John was a huge man, 6 feet tall, broad and strong like an ox although, through too much beer and frequent copious amounts of fast food, a lot of his former muscle had now unfortunately and disappointingly turned to unsightly, hanging flab.

He was still quite handsome though, in his own unique way, with his dark hair and ruddy cheeks but undoubtedly the gloss and flush of our original, special relationship had gone, to quote a nautical term, drifting south a while ago!

The first honeymoon after we had married so rashly at only 20 years of age, had been in Florida…mostly at the amusement parks which we both enjoyed immensely although, in retrospect, it had been somewhat juvenile and not in keeping with our eternal aspirations and intentions of a more refined and elite way of life.

We had never quite made that step, yet, to join the real WASPs of Oakland County, but we were Detroit residents through and through and getting there.

John was now doing increasingly well in the building trade and he had organised this 20-year anniversary treat for us, on a very expensive and very exclusive, ocean cruise.

It seemed somehow surrounded by this elegance and opulence that I had found my true place in the world and had finally arrived!

We’d never had children, John never wanted them and I never complained loudly enough that I did, and now at 39 I had well come to terms that such an event was now disappointingly, extremely unlikely ever to happen!

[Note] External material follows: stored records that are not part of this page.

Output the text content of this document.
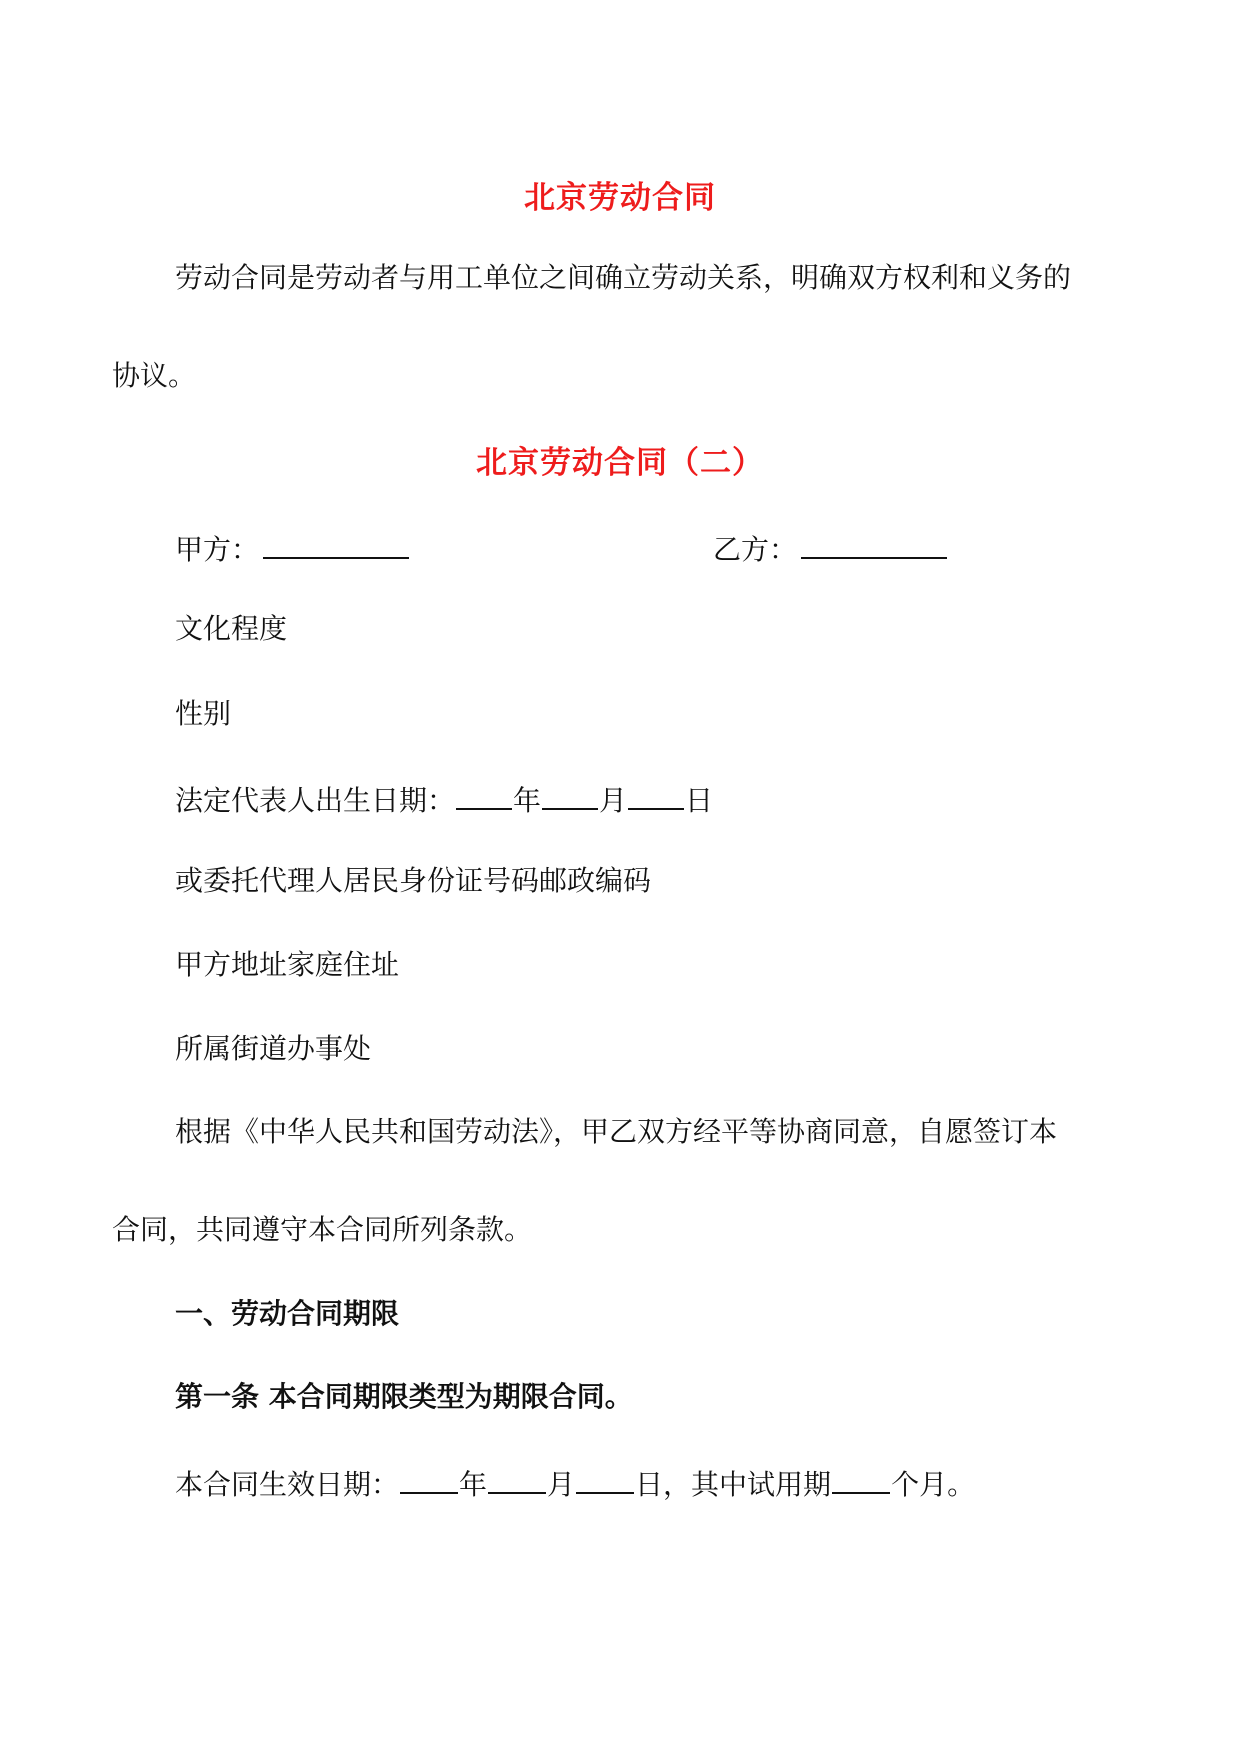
北京劳动合同
劳动合同是劳动者与用工单位之间确立劳动关系，明确双方权利和义务的
协议。
北京劳动合同（二）
甲方：	乙方：
文化程度
性别
法定代表人出生日期： 年 月 日
或委托代理人居民身份证号码邮政编码
甲方地址家庭住址
所属街道办事处
根据《中华人民共和国劳动法》，甲乙双方经平等协商同意，自愿签订本
合同，共同遵守本合同所列条款。
一、劳动合同期限
第一条 本合同期限类型为期限合同。
本合同生效日期： 年 月 日，其中试用期 个月。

However I had grown to accept that fact, although I often peculiarly felt the loss of something I had strangely never possessed; but we now had some money and I undoubtedly enjoyed the luxury life we were living without the burdensome expense of any offsprings.

I was definitely feeling middle aged or old; rapidly sensed, I was losing my flush of youth and good looks and had to unfortunately acknowledge and accept that I was definitely no spring chicken anymore.

Instinctively I knew my appearance was not too bad as I still exercised and was careful with food, but the sags, bags and indications of experience were recognisable to me everywhere I looked and inspected, on my tall, slender body.

Even my face was increasingly lined but thankfully I still retained something of my former glory and was still pleasing and attractive to the eye.

We’d been on the water for over a week and there was only a further 7 days to go before we returned to Miami and flew back home to the good old centre of the USA’s formerly thriving, car production business.

Our hometown of Detroit had experienced a tough time but we were on the way back and my, Big John was playing his part in rebuilding the old factories and staking our claim in a better future for us there.

There were some wealthy, upper class and elite people on board and it was such a relief and blessing to be surrounded by our own type; unfortunately however there was also a huge, ethnic selection and mixture of people on the boat as well.

Most of the 1st class passengers were really interesting, friendly and well bred, but to be quite mean, brutal, frank and honest a few too many Africans for my liking!

Although they appeared, on the surface, to be wealthy, well to do and even amiable, highly educated and intelligent I knew of course it was just a façade.

I’m not sure if they were real Africans or, to be politically correct as you had to be nowadays, African Americans, but I am sure you understand what I was referring and alluding to and of course the overall, unfortunate picture!